The electronic pass programs now used in many states to collect highway tolls without stopping traffic could also be used for a congestion pricing program: If you commute you would get a transponder for your car. Once you pass a detector at a given access point your account would be charged for the day. At the end of the month your total bill for access to the city would be paid automatically by credit card. If you did not have a transponder, then you would have to move through a toll plaza and pay in cash. (In Israel, Highway 6 is all electronic — there are no toll plazas and you can only enter with a transponder.)

Congestion pricing would produce a number of winners:

     

  • If you owned an apartment inside the congestion zone, unit values would rise because there would be less pollution, reduced noise and no cost to enter the area. 
  • If you lived in an area with easy public access to downtown then property values would go up.

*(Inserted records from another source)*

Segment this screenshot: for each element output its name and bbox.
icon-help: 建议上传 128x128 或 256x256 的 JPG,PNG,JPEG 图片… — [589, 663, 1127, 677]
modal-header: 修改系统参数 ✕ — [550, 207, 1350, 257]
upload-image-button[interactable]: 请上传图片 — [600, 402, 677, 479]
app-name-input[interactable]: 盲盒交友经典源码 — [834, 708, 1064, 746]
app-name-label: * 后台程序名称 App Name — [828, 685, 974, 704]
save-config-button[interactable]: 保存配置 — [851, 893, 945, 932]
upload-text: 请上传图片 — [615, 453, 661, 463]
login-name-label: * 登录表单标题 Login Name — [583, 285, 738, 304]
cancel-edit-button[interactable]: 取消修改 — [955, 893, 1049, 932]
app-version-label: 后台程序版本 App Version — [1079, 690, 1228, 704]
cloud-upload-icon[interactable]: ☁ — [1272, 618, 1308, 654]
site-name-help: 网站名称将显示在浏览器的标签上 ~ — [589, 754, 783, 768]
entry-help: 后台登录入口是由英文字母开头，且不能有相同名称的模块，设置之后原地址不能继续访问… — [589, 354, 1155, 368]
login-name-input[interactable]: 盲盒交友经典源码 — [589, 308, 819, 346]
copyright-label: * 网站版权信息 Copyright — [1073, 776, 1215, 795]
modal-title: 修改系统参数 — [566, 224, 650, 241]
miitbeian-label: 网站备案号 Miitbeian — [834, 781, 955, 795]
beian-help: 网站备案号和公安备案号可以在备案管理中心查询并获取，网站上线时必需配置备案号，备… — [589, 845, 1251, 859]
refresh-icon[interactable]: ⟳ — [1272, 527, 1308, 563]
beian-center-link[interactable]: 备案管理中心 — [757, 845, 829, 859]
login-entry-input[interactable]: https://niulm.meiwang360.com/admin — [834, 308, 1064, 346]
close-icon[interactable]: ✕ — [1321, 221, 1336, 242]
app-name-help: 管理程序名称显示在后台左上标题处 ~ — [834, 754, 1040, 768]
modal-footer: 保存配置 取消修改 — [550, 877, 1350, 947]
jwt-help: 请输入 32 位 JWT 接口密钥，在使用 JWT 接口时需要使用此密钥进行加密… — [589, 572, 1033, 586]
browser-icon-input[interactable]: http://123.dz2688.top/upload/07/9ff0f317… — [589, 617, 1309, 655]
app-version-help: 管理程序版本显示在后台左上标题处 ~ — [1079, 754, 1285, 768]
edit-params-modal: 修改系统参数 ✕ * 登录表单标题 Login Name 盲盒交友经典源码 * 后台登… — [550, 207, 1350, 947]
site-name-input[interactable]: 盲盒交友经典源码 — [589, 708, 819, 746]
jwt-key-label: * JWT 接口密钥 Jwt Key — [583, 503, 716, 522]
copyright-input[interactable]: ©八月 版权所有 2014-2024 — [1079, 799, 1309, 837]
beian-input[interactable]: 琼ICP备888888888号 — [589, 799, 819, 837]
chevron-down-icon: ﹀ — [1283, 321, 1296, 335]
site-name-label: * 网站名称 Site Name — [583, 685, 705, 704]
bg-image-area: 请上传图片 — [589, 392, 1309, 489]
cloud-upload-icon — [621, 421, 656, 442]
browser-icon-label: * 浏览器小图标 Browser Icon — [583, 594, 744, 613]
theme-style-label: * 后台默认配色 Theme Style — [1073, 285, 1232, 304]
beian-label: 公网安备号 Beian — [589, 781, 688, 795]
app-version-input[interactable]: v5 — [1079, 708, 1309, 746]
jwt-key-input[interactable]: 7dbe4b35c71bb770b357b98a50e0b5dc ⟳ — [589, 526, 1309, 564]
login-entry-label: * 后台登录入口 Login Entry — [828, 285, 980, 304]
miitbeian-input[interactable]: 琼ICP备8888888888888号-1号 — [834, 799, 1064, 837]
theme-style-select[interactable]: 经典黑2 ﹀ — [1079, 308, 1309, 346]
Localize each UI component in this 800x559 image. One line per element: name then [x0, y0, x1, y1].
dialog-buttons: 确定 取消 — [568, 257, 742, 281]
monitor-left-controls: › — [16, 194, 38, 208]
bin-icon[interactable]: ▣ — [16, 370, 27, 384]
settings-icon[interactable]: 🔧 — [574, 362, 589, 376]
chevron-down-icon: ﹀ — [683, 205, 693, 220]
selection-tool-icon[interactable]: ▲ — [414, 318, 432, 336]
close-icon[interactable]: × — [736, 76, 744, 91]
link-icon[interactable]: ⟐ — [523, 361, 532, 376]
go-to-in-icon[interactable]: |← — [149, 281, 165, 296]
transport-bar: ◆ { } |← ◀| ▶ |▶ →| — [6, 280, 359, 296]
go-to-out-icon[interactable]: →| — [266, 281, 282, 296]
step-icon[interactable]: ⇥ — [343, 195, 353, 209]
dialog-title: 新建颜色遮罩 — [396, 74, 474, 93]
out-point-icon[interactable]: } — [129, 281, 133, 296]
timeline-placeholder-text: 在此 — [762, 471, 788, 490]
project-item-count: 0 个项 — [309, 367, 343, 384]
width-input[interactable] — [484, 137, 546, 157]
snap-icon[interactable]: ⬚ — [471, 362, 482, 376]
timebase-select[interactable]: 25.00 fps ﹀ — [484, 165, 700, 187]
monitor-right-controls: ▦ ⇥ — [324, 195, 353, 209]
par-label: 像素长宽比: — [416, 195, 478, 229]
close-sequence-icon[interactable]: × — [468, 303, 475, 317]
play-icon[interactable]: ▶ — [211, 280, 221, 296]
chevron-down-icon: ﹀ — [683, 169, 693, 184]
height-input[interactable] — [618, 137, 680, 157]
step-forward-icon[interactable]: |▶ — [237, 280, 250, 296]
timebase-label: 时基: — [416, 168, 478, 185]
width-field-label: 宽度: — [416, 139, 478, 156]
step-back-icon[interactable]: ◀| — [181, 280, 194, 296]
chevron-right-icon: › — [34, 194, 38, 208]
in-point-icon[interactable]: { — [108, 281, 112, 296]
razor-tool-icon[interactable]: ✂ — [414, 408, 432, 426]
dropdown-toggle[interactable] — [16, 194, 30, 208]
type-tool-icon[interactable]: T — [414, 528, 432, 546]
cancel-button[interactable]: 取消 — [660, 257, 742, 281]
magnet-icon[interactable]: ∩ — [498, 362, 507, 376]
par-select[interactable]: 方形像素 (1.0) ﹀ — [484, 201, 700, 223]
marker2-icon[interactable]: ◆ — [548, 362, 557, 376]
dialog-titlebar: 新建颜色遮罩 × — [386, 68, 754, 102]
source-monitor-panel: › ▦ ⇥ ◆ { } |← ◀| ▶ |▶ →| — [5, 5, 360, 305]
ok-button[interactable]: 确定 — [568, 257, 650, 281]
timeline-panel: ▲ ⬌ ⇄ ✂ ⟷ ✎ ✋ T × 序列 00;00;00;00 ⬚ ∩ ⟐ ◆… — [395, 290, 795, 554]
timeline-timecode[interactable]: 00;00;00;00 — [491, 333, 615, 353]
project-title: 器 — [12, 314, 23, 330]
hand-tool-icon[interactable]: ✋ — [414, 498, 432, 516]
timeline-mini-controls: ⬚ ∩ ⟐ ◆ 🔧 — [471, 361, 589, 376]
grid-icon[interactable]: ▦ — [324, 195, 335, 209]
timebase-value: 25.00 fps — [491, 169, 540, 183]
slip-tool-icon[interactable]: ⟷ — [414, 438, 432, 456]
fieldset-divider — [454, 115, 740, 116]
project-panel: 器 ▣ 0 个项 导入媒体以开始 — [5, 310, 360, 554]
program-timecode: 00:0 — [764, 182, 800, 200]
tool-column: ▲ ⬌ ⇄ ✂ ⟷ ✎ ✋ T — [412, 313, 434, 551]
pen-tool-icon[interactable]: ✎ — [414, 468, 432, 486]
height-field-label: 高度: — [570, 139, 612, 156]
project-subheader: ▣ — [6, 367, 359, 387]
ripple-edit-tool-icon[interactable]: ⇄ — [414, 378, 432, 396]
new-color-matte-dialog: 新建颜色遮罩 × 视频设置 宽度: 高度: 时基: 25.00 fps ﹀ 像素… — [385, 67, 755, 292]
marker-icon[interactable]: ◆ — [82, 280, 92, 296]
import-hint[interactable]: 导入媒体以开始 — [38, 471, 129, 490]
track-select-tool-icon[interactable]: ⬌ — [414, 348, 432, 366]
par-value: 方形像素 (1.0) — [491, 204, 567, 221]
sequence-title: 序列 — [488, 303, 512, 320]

As an example, Astoria in the borough of Queens is 15 minutes from mid-town Manhattan by train. 
  • Congestion pricing would encourage more people to car pool, thus cutting the impact of the daily fee while getting more cars off the road. 
  • There would be exceptions for cabs, buses and delivery vehicles. 
  • Less traffic would speed the flow of vehicles into the city, in itself a result that would reduce pollution. 
  • There is a security aspect to congestion pricing in the sense that vehicles with transponders can be tracked. Think of the commercial systems which allow you to press a button for roadside help or if you’re locked out of a car.
  •  

While congestion pricing has its benefits and has proved to be successful, it also has some drawbacks.

First, congestion pricing is a financial burden. The cost of commuting is a big deal to most drivers and making it more expensive is essentially elitist: If you operate a hedge fund, an extra $8 a day is irrelevant; if you’re a computer programmer working in a downtown office tower, then an extra $1,600 or so a year in after-tax costs is a visible and real expense.

Second, having ripped up trolley car rails in most areas, congestion pricing would condemn many people to costly and unreliable public transit systems. Commutes in many cases would be longer and would still require cars to get to and from transit access points.

Third, if large numbers of people in a given area needed to commute but the area had poor public transportation, home values would drop because there would be higher driving costs.

Will congestion pricing come to your city? Despite some drawbacks, it’s an idea which is likely to be adopted in a number of major metro areas — think of New York, San Francisco and Washington as places to start. With improved public transport you could certainly see congestion pricing in other major metro areas.

Alas, the art of dodging traffic will never be the same if congestion pricing becomes real, a loss for the more athletic and fun-loving among us.